I wonder if implementing a garbage collector at system level in the kernel an letting those languages using that instead of each providing its own garbage collector might result in better performance.
You’d have to tighten what such processes can do with memory to make that not be a gaping security hole.
Certainly, anything ‘unsafe’ would have to be forbidden.
If you think that’s worth it and try to close that hole, you’ll find out that is harder than the relatively simple “ordinary processes cannot access kernel memory at all” that we have now, increasing the risk of having a bug that opens up the security hole.
Also, running a single garbage collector gives up the option of using different ones or ones with different settings for different processes. For short-running ones, for example, not doing any garbage collection ever, leaving it to the OS to release all memory at program exit time can be the optimal approach.

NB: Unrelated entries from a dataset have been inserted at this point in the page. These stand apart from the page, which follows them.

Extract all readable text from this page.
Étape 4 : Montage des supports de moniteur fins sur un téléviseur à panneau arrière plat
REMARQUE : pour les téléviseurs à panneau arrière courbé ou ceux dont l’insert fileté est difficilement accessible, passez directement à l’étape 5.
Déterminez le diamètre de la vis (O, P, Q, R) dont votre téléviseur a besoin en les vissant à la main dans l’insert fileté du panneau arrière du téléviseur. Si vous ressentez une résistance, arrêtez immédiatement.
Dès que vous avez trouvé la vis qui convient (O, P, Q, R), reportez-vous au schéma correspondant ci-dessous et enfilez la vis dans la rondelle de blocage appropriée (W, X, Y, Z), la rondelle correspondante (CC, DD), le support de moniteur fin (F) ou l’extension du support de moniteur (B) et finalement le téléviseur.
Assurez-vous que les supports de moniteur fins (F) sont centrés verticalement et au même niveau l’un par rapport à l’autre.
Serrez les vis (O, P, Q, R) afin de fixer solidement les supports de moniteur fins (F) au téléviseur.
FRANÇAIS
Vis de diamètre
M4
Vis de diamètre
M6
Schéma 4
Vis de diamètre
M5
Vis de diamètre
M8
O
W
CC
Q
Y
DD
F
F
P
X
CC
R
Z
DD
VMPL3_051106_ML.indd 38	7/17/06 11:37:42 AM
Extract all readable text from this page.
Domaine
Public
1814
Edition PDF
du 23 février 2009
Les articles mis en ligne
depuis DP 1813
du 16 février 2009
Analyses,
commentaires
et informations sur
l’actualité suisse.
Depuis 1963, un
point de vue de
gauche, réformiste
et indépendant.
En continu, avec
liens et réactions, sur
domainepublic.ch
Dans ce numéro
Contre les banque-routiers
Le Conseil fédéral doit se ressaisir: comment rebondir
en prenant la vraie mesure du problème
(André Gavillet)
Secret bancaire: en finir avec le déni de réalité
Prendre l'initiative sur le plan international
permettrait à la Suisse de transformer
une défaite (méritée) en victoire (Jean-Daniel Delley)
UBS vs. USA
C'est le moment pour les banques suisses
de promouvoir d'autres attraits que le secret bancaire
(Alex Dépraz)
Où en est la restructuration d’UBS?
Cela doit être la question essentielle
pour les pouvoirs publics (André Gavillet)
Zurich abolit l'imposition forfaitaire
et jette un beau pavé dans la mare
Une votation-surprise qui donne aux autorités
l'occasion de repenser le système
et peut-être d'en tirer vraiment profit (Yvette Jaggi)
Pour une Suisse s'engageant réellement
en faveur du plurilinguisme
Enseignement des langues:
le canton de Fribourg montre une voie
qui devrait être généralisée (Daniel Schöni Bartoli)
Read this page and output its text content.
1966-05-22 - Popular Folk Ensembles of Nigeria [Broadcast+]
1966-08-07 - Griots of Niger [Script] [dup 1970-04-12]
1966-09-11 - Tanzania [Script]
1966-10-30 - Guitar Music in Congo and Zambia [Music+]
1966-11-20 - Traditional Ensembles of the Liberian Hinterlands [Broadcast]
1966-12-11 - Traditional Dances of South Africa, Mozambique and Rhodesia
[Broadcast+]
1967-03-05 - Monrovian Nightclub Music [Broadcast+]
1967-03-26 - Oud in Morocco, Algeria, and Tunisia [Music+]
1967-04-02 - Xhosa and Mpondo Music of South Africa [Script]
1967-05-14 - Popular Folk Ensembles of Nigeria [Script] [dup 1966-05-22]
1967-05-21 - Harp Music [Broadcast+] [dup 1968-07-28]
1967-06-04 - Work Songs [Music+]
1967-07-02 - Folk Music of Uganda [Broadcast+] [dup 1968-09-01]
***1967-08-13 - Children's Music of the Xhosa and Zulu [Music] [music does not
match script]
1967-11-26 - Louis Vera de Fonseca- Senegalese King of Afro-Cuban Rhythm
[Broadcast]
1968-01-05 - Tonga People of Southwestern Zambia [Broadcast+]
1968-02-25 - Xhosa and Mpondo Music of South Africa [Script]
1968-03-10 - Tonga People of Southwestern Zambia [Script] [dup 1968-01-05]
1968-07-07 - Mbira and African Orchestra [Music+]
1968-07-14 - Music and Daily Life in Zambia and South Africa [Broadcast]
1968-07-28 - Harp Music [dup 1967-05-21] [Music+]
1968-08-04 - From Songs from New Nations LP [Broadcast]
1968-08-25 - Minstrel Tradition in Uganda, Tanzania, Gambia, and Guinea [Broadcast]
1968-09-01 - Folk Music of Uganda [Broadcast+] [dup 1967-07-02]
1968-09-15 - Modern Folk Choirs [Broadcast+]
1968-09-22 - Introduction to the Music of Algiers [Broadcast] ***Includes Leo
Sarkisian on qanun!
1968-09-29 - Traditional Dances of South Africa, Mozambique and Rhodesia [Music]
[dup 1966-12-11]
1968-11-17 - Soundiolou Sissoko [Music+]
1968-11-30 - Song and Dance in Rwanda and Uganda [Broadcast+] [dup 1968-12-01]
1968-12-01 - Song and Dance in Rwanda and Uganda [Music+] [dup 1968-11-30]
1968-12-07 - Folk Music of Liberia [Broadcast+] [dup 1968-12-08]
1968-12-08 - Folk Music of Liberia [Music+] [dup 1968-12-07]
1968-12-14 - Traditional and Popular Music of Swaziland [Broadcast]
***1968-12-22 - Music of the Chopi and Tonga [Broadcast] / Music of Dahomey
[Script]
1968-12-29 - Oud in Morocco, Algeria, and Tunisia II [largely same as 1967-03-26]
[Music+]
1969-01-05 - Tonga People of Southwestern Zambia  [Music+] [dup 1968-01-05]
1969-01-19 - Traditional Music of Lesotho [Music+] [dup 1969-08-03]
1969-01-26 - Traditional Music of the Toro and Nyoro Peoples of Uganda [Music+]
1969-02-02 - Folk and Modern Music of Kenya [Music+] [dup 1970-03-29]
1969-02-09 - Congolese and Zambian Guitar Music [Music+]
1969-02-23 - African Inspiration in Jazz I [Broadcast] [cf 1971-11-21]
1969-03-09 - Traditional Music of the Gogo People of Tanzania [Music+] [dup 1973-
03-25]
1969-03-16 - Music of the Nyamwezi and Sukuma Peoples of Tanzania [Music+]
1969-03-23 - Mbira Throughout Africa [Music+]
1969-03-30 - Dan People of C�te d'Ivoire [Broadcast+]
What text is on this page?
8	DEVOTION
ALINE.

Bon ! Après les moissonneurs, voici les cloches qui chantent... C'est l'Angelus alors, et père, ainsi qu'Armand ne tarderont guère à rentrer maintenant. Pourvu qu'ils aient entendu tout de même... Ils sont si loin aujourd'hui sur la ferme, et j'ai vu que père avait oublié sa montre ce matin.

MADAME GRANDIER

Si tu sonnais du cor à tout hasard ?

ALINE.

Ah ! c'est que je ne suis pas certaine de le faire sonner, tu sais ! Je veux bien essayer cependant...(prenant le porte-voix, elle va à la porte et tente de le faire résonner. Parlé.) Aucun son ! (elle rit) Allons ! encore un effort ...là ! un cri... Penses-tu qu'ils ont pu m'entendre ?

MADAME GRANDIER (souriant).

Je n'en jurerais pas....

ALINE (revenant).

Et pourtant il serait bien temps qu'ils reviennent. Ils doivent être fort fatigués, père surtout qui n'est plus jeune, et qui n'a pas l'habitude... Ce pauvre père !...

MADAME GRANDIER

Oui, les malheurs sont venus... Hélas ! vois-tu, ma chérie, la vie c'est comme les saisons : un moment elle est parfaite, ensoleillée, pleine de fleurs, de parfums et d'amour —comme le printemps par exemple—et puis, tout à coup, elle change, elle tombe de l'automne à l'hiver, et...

Other processes might be better of with a collector with low latency, even if that means giving up some throughput, or vice versa.
So no, running a kernel garbage collector for use by non-kernel processes isn’t a good idea.
Providing one as a library might be, but in practice, people cannot agree on what the API for such a garbage collection library should be because there are too many differences between languages to make that work for every language. For example, some languages allow internal pointers to objects to prevent those objects from being garbage collected, but others require keeping around a pointer to the start of the object. Also, some languages will produce relatively little garbage (for example by having GC-ed classes and non-GC-ed structs and having a culture of using structs where possible), others may make everything a GC-ed object, including small integers and IEEE floats.